Yet, if the New York real estate tycoon/TV celebrity becomes president next January and implements these policies, the Supreme Court may well uphold them, due to a 127-year-old immigration doctrine still in effect, said Fordham Law Professor Jennifer Gordon, an immigration law expert.

The doctrine began with the Chinese Exclusion Case in 1889. The Supreme Court held that, because the power to control who enters the country is rooted in our country’s sovereignty and ability to conduct foreign affairs, it is only Congress and the president—the “political branches”—that can make immigration policy. Further invoking national security fears at the time, the Court went on to hold that immigration policies are not subject to the usual judicial checks and balances.

As a result of this plenary power doctrine, the Supreme Court has never struck down a rule about the requirements for entry to the United States, even if it in any other context would be held to violate due process, equal protection, or the First Amendment. Thus, a hypothetical President Trump could suspend the right of any group of people to enter the United States based on their nationality or religion.

“Trump’s immigration proposals force us to face the consequences of the plenary power doctrine: it allows immigration policies that explicitly violate our Constitution,” Gordon said, noting Trump’s Democratic opponent, Hillary Clinton, has said nothing that would elicit comparable concern.

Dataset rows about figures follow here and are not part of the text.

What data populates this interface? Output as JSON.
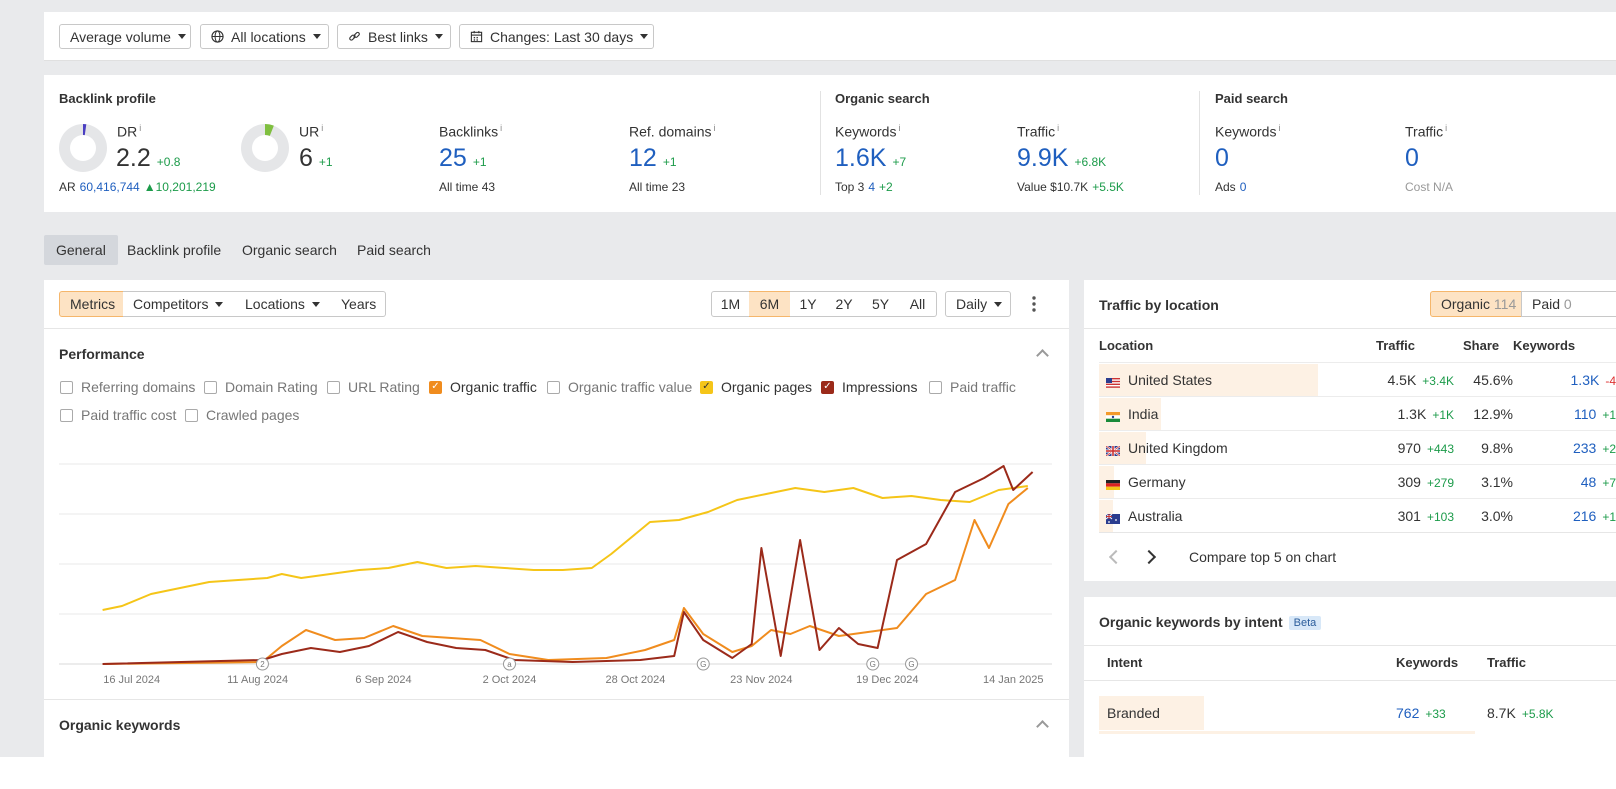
{
  "filters": {
    "volume": "Average volume",
    "locations": "All locations",
    "links": "Best links",
    "changes": "Changes: Last 30 days"
  },
  "backlink_profile": {
    "title": "Backlink profile",
    "dr": {
      "label": "DR",
      "info": "i",
      "value": "2.2",
      "delta": "+0.8"
    },
    "ar": {
      "label": "AR",
      "value": "60,416,744",
      "delta": "10,201,219"
    },
    "ur": {
      "label": "UR",
      "info": "i",
      "value": "6",
      "delta": "+1"
    },
    "backlinks": {
      "label": "Backlinks",
      "info": "i",
      "value": "25",
      "delta": "+1",
      "sub_label": "All time",
      "sub_value": "43"
    },
    "ref_domains": {
      "label": "Ref. domains",
      "info": "i",
      "value": "12",
      "delta": "+1",
      "sub_label": "All time",
      "sub_value": "23"
    }
  },
  "organic_search": {
    "title": "Organic search",
    "keywords": {
      "label": "Keywords",
      "info": "i",
      "value": "1.6K",
      "delta": "+7",
      "sub_label": "Top 3",
      "sub_value": "4",
      "sub_delta": "+2"
    },
    "traffic": {
      "label": "Traffic",
      "info": "i",
      "value": "9.9K",
      "delta": "+6.8K",
      "sub_label": "Value",
      "sub_value": "$10.7K",
      "sub_delta": "+5.5K"
    }
  },
  "paid_search": {
    "title": "Paid search",
    "keywords": {
      "label": "Keywords",
      "info": "i",
      "value": "0",
      "sub_label": "Ads",
      "sub_value": "0"
    },
    "traffic": {
      "label": "Traffic",
      "info": "i",
      "value": "0",
      "sub_label": "Cost",
      "sub_value": "N/A"
    }
  },
  "tabs": [
    {
      "label": "General",
      "active": true
    },
    {
      "label": "Backlink profile"
    },
    {
      "label": "Organic search"
    },
    {
      "label": "Paid search"
    }
  ],
  "chart_toolbar": {
    "metrics": "Metrics",
    "competitors": "Competitors",
    "locations": "Locations",
    "years": "Years",
    "ranges": [
      "1M",
      "6M",
      "1Y",
      "2Y",
      "5Y",
      "All"
    ],
    "active_range": "6M",
    "interval": "Daily"
  },
  "performance": {
    "title": "Performance",
    "checkboxes": [
      {
        "label": "Referring domains",
        "checked": false
      },
      {
        "label": "Domain Rating",
        "checked": false
      },
      {
        "label": "URL Rating",
        "checked": false
      },
      {
        "label": "Organic traffic",
        "checked": true,
        "color": "#f08c1e"
      },
      {
        "label": "Organic traffic value",
        "checked": false
      },
      {
        "label": "Organic pages",
        "checked": true,
        "color": "#f5c518"
      },
      {
        "label": "Impressions",
        "checked": true,
        "color": "#9b2a1a"
      },
      {
        "label": "Paid traffic",
        "checked": false
      },
      {
        "label": "Paid traffic cost",
        "checked": false
      },
      {
        "label": "Crawled pages",
        "checked": false
      }
    ]
  },
  "chart_data": {
    "type": "line",
    "x_tick_labels": [
      "16 Jul 2024",
      "11 Aug 2024",
      "6 Sep 2024",
      "2 Oct 2024",
      "28 Oct 2024",
      "23 Nov 2024",
      "19 Dec 2024",
      "14 Jan 2025"
    ],
    "grid": true,
    "y_axis_labels": false,
    "annotations": [
      {
        "label": "2",
        "date": "2024-08-12"
      },
      {
        "label": "a",
        "date": "2024-10-02"
      },
      {
        "label": "G",
        "date": "2024-11-11"
      },
      {
        "label": "G",
        "date": "2024-12-16"
      },
      {
        "label": "G",
        "date": "2024-12-24"
      }
    ],
    "series": [
      {
        "name": "Organic pages",
        "color": "#f5c518",
        "points": [
          [
            "2024-07-10",
            0.27
          ],
          [
            "2024-07-14",
            0.29
          ],
          [
            "2024-07-20",
            0.35
          ],
          [
            "2024-07-26",
            0.38
          ],
          [
            "2024-08-01",
            0.41
          ],
          [
            "2024-08-07",
            0.42
          ],
          [
            "2024-08-13",
            0.43
          ],
          [
            "2024-08-16",
            0.45
          ],
          [
            "2024-08-20",
            0.43
          ],
          [
            "2024-08-26",
            0.45
          ],
          [
            "2024-09-01",
            0.47
          ],
          [
            "2024-09-07",
            0.48
          ],
          [
            "2024-09-13",
            0.51
          ],
          [
            "2024-09-19",
            0.48
          ],
          [
            "2024-09-25",
            0.49
          ],
          [
            "2024-10-01",
            0.48
          ],
          [
            "2024-10-07",
            0.47
          ],
          [
            "2024-10-13",
            0.47
          ],
          [
            "2024-10-19",
            0.48
          ],
          [
            "2024-10-23",
            0.55
          ],
          [
            "2024-10-27",
            0.63
          ],
          [
            "2024-10-31",
            0.71
          ],
          [
            "2024-11-06",
            0.72
          ],
          [
            "2024-11-12",
            0.76
          ],
          [
            "2024-11-18",
            0.82
          ],
          [
            "2024-11-24",
            0.85
          ],
          [
            "2024-11-30",
            0.88
          ],
          [
            "2024-12-06",
            0.86
          ],
          [
            "2024-12-12",
            0.88
          ],
          [
            "2024-12-18",
            0.83
          ],
          [
            "2024-12-24",
            0.84
          ],
          [
            "2024-12-30",
            0.82
          ],
          [
            "2025-01-05",
            0.81
          ],
          [
            "2025-01-11",
            0.87
          ],
          [
            "2025-01-17",
            0.89
          ]
        ]
      },
      {
        "name": "Organic traffic",
        "color": "#f08c1e",
        "points": [
          [
            "2024-07-10",
            0.0
          ],
          [
            "2024-08-12",
            0.01
          ],
          [
            "2024-08-16",
            0.09
          ],
          [
            "2024-08-21",
            0.17
          ],
          [
            "2024-08-27",
            0.12
          ],
          [
            "2024-09-02",
            0.13
          ],
          [
            "2024-09-08",
            0.19
          ],
          [
            "2024-09-14",
            0.14
          ],
          [
            "2024-09-20",
            0.13
          ],
          [
            "2024-09-26",
            0.12
          ],
          [
            "2024-10-02",
            0.05
          ],
          [
            "2024-10-10",
            0.02
          ],
          [
            "2024-10-22",
            0.03
          ],
          [
            "2024-10-30",
            0.07
          ],
          [
            "2024-11-05",
            0.12
          ],
          [
            "2024-11-07",
            0.28
          ],
          [
            "2024-11-11",
            0.15
          ],
          [
            "2024-11-17",
            0.06
          ],
          [
            "2024-11-21",
            0.09
          ],
          [
            "2024-11-25",
            0.17
          ],
          [
            "2024-11-29",
            0.15
          ],
          [
            "2024-12-03",
            0.19
          ],
          [
            "2024-12-09",
            0.14
          ],
          [
            "2024-12-15",
            0.16
          ],
          [
            "2024-12-21",
            0.18
          ],
          [
            "2024-12-27",
            0.35
          ],
          [
            "2025-01-02",
            0.42
          ],
          [
            "2025-01-06",
            0.72
          ],
          [
            "2025-01-09",
            0.58
          ],
          [
            "2025-01-13",
            0.8
          ],
          [
            "2025-01-17",
            0.88
          ]
        ]
      },
      {
        "name": "Impressions",
        "color": "#9b2a1a",
        "points": [
          [
            "2024-07-10",
            0.0
          ],
          [
            "2024-08-12",
            0.02
          ],
          [
            "2024-08-16",
            0.05
          ],
          [
            "2024-08-22",
            0.08
          ],
          [
            "2024-08-28",
            0.06
          ],
          [
            "2024-09-03",
            0.09
          ],
          [
            "2024-09-09",
            0.16
          ],
          [
            "2024-09-15",
            0.11
          ],
          [
            "2024-09-21",
            0.08
          ],
          [
            "2024-09-27",
            0.07
          ],
          [
            "2024-10-03",
            0.02
          ],
          [
            "2024-10-15",
            0.01
          ],
          [
            "2024-10-29",
            0.02
          ],
          [
            "2024-11-05",
            0.04
          ],
          [
            "2024-11-07",
            0.26
          ],
          [
            "2024-11-11",
            0.12
          ],
          [
            "2024-11-17",
            0.03
          ],
          [
            "2024-11-21",
            0.1
          ],
          [
            "2024-11-23",
            0.58
          ],
          [
            "2024-11-27",
            0.04
          ],
          [
            "2024-12-01",
            0.62
          ],
          [
            "2024-12-05",
            0.07
          ],
          [
            "2024-12-09",
            0.18
          ],
          [
            "2024-12-13",
            0.1
          ],
          [
            "2024-12-17",
            0.08
          ],
          [
            "2024-12-21",
            0.52
          ],
          [
            "2024-12-27",
            0.6
          ],
          [
            "2025-01-02",
            0.86
          ],
          [
            "2025-01-08",
            0.93
          ],
          [
            "2025-01-12",
            0.99
          ],
          [
            "2025-01-14",
            0.87
          ],
          [
            "2025-01-18",
            0.96
          ]
        ]
      }
    ]
  },
  "organic_keywords_section": {
    "title": "Organic keywords"
  },
  "traffic_by_location": {
    "title": "Traffic by location",
    "toggle": [
      {
        "label": "Organic",
        "count": "114",
        "active": true
      },
      {
        "label": "Paid",
        "count": "0"
      }
    ],
    "columns": [
      "Location",
      "Traffic",
      "Share",
      "Keywords"
    ],
    "rows": [
      {
        "country": "United States",
        "flag": "us",
        "traffic": "4.5K",
        "traffic_delta": "+3.4K",
        "share": "45.6%",
        "share_pct": 45.6,
        "keywords": "1.3K",
        "keywords_delta": "-4"
      },
      {
        "country": "India",
        "flag": "in",
        "traffic": "1.3K",
        "traffic_delta": "+1K",
        "share": "12.9%",
        "share_pct": 12.9,
        "keywords": "110",
        "keywords_delta": "+1"
      },
      {
        "country": "United Kingdom",
        "flag": "gb",
        "traffic": "970",
        "traffic_delta": "+443",
        "share": "9.8%",
        "share_pct": 9.8,
        "keywords": "233",
        "keywords_delta": "+2"
      },
      {
        "country": "Germany",
        "flag": "de",
        "traffic": "309",
        "traffic_delta": "+279",
        "share": "3.1%",
        "share_pct": 3.1,
        "keywords": "48",
        "keywords_delta": "+7"
      },
      {
        "country": "Australia",
        "flag": "au",
        "traffic": "301",
        "traffic_delta": "+103",
        "share": "3.0%",
        "share_pct": 3.0,
        "keywords": "216",
        "keywords_delta": "+1"
      }
    ],
    "compare_label": "Compare top 5 on chart"
  },
  "keywords_by_intent": {
    "title": "Organic keywords by intent",
    "badge": "Beta",
    "columns": [
      "Intent",
      "Keywords",
      "Traffic"
    ],
    "rows": [
      {
        "intent": "Branded",
        "keywords": "762",
        "keywords_delta": "+33",
        "traffic": "8.7K",
        "traffic_delta": "+5.8K"
      }
    ]
  }
}
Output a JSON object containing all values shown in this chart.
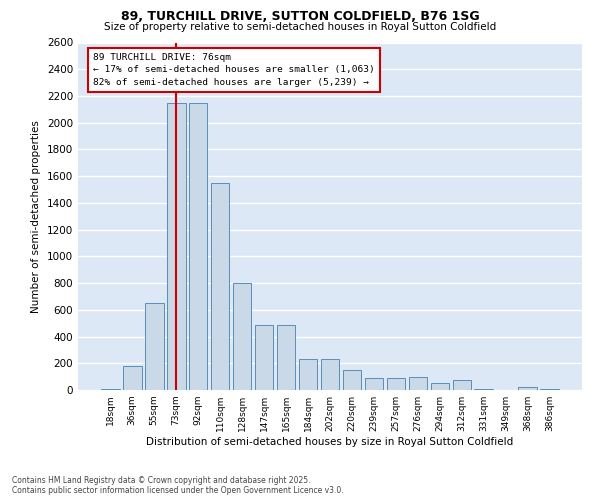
{
  "title_line1": "89, TURCHILL DRIVE, SUTTON COLDFIELD, B76 1SG",
  "subtitle": "Size of property relative to semi-detached houses in Royal Sutton Coldfield",
  "xlabel": "Distribution of semi-detached houses by size in Royal Sutton Coldfield",
  "ylabel": "Number of semi-detached properties",
  "categories": [
    "18sqm",
    "36sqm",
    "55sqm",
    "73sqm",
    "92sqm",
    "110sqm",
    "128sqm",
    "147sqm",
    "165sqm",
    "184sqm",
    "202sqm",
    "220sqm",
    "239sqm",
    "257sqm",
    "276sqm",
    "294sqm",
    "312sqm",
    "331sqm",
    "349sqm",
    "368sqm",
    "386sqm"
  ],
  "values": [
    10,
    180,
    650,
    2150,
    2150,
    1550,
    800,
    490,
    490,
    230,
    230,
    150,
    90,
    90,
    100,
    50,
    75,
    10,
    0,
    20,
    10
  ],
  "bar_color": "#c9d9e8",
  "bar_edge_color": "#5b8db8",
  "fig_bg_color": "#ffffff",
  "plot_bg_color": "#dce8f5",
  "grid_color": "#ffffff",
  "annotation_line1": "89 TURCHILL DRIVE: 76sqm",
  "annotation_line2": "← 17% of semi-detached houses are smaller (1,063)",
  "annotation_line3": "82% of semi-detached houses are larger (5,239) →",
  "annotation_box_edge": "#cc0000",
  "footer_line1": "Contains HM Land Registry data © Crown copyright and database right 2025.",
  "footer_line2": "Contains public sector information licensed under the Open Government Licence v3.0.",
  "ylim": [
    0,
    2600
  ],
  "yticks": [
    0,
    200,
    400,
    600,
    800,
    1000,
    1200,
    1400,
    1600,
    1800,
    2000,
    2200,
    2400,
    2600
  ],
  "red_line_index": 3
}
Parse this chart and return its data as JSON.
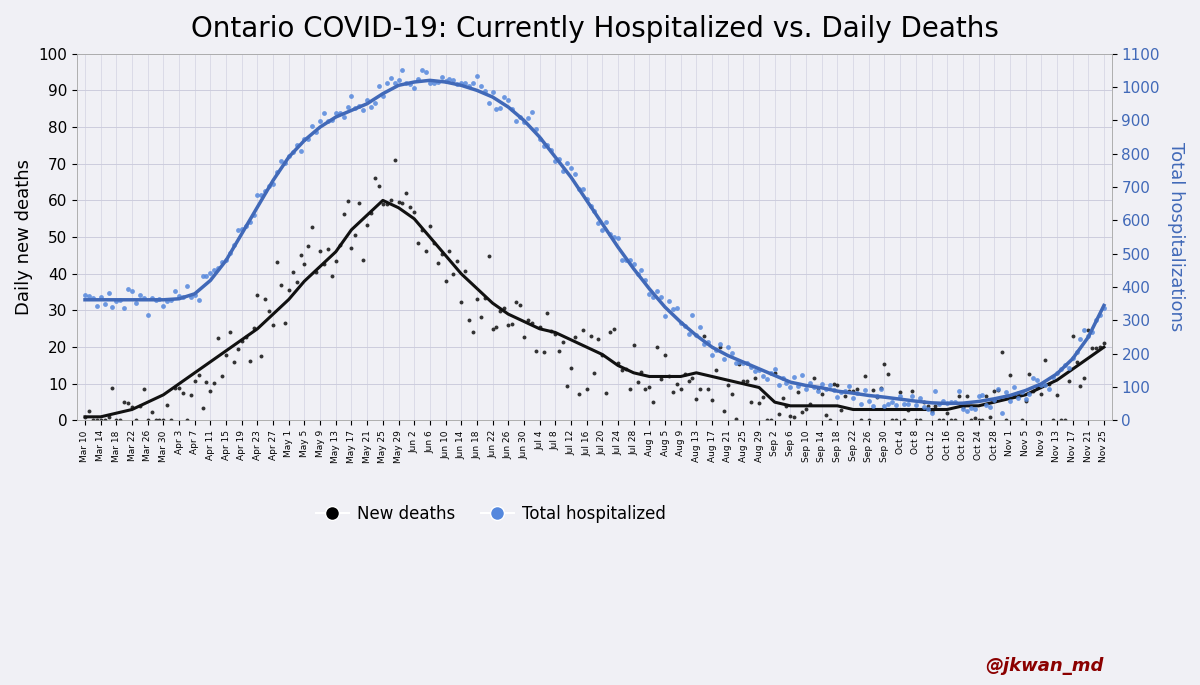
{
  "title": "Ontario COVID-19: Currently Hospitalized vs. Daily Deaths",
  "ylabel_left": "Daily new deaths",
  "ylabel_right": "Total hospitalizations",
  "ylim_left": [
    0,
    100
  ],
  "ylim_right": [
    0,
    1100
  ],
  "yticks_left": [
    0,
    10,
    20,
    30,
    40,
    50,
    60,
    70,
    80,
    90,
    100
  ],
  "yticks_right": [
    0,
    100,
    200,
    300,
    400,
    500,
    600,
    700,
    800,
    900,
    1000,
    1100
  ],
  "title_fontsize": 20,
  "axis_label_fontsize": 13,
  "background_color": "#f0f0f5",
  "line_color_deaths": "#111111",
  "scatter_color_deaths": "#111111",
  "line_color_hosp": "#4169b8",
  "scatter_color_hosp": "#5588dd",
  "watermark_color": "#8b0000",
  "watermark_text": "@jkwan_md",
  "dates": [
    "Mar 10",
    "Mar 14",
    "Mar 18",
    "Mar 22",
    "Mar 26",
    "Mar 30",
    "Apr 3",
    "Apr 7",
    "Apr 11",
    "Apr 15",
    "Apr 19",
    "Apr 23",
    "Apr 27",
    "May 1",
    "May 5",
    "May 9",
    "May 13",
    "May 17",
    "May 21",
    "May 25",
    "May 29",
    "Jun 2",
    "Jun 6",
    "Jun 10",
    "Jun 14",
    "Jun 18",
    "Jun 22",
    "Jun 26",
    "Jun 30",
    "Jul 4",
    "Jul 8",
    "Jul 12",
    "Jul 16",
    "Jul 20",
    "Jul 24",
    "Jul 28",
    "Aug 1",
    "Aug 5",
    "Aug 9",
    "Aug 13",
    "Aug 17",
    "Aug 21",
    "Aug 25",
    "Aug 29",
    "Sep 2",
    "Sep 6",
    "Sep 10",
    "Sep 14",
    "Sep 18",
    "Sep 22",
    "Sep 26",
    "Sep 30",
    "Oct 4",
    "Oct 8",
    "Oct 12",
    "Oct 16",
    "Oct 20",
    "Oct 24",
    "Oct 28",
    "Nov 1",
    "Nov 5",
    "Nov 9",
    "Nov 13",
    "Nov 17",
    "Nov 21",
    "Nov 25"
  ],
  "deaths_ma": [
    1,
    1,
    2,
    3,
    5,
    7,
    10,
    13,
    16,
    19,
    22,
    25,
    29,
    33,
    38,
    42,
    46,
    52,
    56,
    60,
    58,
    55,
    50,
    45,
    40,
    36,
    32,
    29,
    27,
    25,
    24,
    22,
    20,
    18,
    15,
    13,
    12,
    12,
    12,
    13,
    12,
    11,
    10,
    9,
    5,
    4,
    4,
    4,
    4,
    3,
    3,
    3,
    3,
    3,
    3,
    3,
    4,
    4,
    5,
    6,
    7,
    9,
    11,
    14,
    17,
    20
  ],
  "hosp_ma": [
    362,
    362,
    362,
    362,
    362,
    362,
    365,
    380,
    420,
    480,
    560,
    640,
    720,
    790,
    840,
    880,
    910,
    930,
    950,
    980,
    1005,
    1015,
    1020,
    1015,
    1005,
    990,
    970,
    940,
    900,
    850,
    790,
    730,
    660,
    590,
    520,
    455,
    395,
    340,
    295,
    255,
    220,
    195,
    175,
    155,
    135,
    115,
    105,
    98,
    88,
    82,
    75,
    70,
    64,
    58,
    53,
    51,
    52,
    57,
    65,
    75,
    90,
    110,
    140,
    185,
    250,
    345
  ],
  "deaths_scatter_vals": [
    1,
    0,
    1,
    3,
    5,
    5,
    8,
    11,
    14,
    18,
    21,
    26,
    30,
    35,
    43,
    45,
    47,
    55,
    56,
    61,
    62,
    58,
    46,
    40,
    40,
    35,
    30,
    27,
    29,
    24,
    23,
    21,
    19,
    17,
    16,
    14,
    13,
    12,
    12,
    14,
    12,
    11,
    11,
    8,
    5,
    4,
    4,
    5,
    4,
    3,
    3,
    4,
    3,
    3,
    4,
    3,
    4,
    5,
    6,
    7,
    8,
    9,
    11,
    15,
    18,
    21
  ],
  "hosp_scatter_vals": [
    362,
    362,
    362,
    362,
    362,
    362,
    368,
    383,
    425,
    485,
    565,
    648,
    728,
    798,
    848,
    888,
    918,
    936,
    956,
    988,
    1012,
    1022,
    1028,
    1022,
    1012,
    998,
    978,
    948,
    908,
    858,
    798,
    738,
    668,
    598,
    528,
    462,
    402,
    347,
    300,
    260,
    225,
    200,
    180,
    158,
    138,
    118,
    108,
    100,
    90,
    84,
    78,
    72,
    66,
    60,
    55,
    53,
    54,
    59,
    67,
    78,
    93,
    113,
    144,
    190,
    255,
    350
  ]
}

Gordon is currently working on a law review article that clears a path to bringing immigration law back into the realm of constitutional review. She argues that, rather than rely on the sovereignty and foreign affairs powers (neither of which are enumerated in the Constitution), the Supreme Court should re-root the immigration power in the Commerce Clause of the Constitution.

For almost 50 years before the Chinese Exclusion Case, Gordon noted, the Court attributed the immigration power to the Commerce Clause. A return to this position, she contends, would open the door to review of immigration policies for constitutionality.

An immigration power tied to the Commerce Clause would still allow the president and Congress special powers should a genuine national security threat arise. However, most immigration issues relate to workaday issues far from the purview of national security.

“There’s no reason that most immigration policies should be exempted from the ordinary rule that laws made by Congress and the policies of the executive branch are reviewed by the courts for their constitutionality,” Gordon said.

Gordon’s article advances historical and legal arguments for advocates and federal courts to consider. The Supreme Court itself would ultimately need to change the immigration doctrine, she noted.

While Trump has at times appeared to back away from a Muslim ban, and has not offered any policy specifics on how to administer such an action, the core of his policy remains clear.

If he had said that Muslim children will be barred from public schools, nobody would doubt that his proposal was in conflict with the Constitution’s guarantee of religious freedom,” Gordon said, noting such a policy would plainly violate the First Amendment. “Instead, he’s saying he won’t let Muslim people into the country. It should be viewed exactly the same way—but because it’s an immigration policy and falls under the plenary power doctrine, it might well be upheld.”

Trump’s rhetoric represents one wave of anti-immigrant sentiment among many that have crested during various points throughout American history.

The Chinese Exclusion Act in the 1880s, for instance, sought to ban Chinese immigration after Chinese railroad workers finished building the transcontinental railroad in the United States. In considering the legality of the act, the Supreme Court described the presence of Chinese immigrants in the United States as “approaching the character of an Oriental invasion” and characterized Chinese people as “obnoxious” and likely to lie, in keeping with the explicit anti-Chinese sentiment of the day, Gordon noted.

The plenary power doctrine’s continued application for immigration matters increases the likelihood that it will be used when anti-immigrant opinions are strongest, the professor said.

There have been cracks in the plenary power doctrine before, including three months before 9/11, when the Supreme Court ruled in the Zadvydas case that the plenary power doctrine did not empower the United States to indefinitely detain immigrants under order of deportation whom no other country will accept. In the aftermath of 9/11, however, the Supreme Court resumed its reliance on the plenary power doctrine in the 2003 case of Demore v. Kim.

While some scholars argue that the Court is turning away from the doctrine without overruling it, Gordon remains concerned.

“Unless the Supreme Court explicitly changes direction, the plenary power doctrine will remain available for the Court to rely on any time it wishes to uphold an immigration policy that is inconsistent with the Constitution,” Gordon said.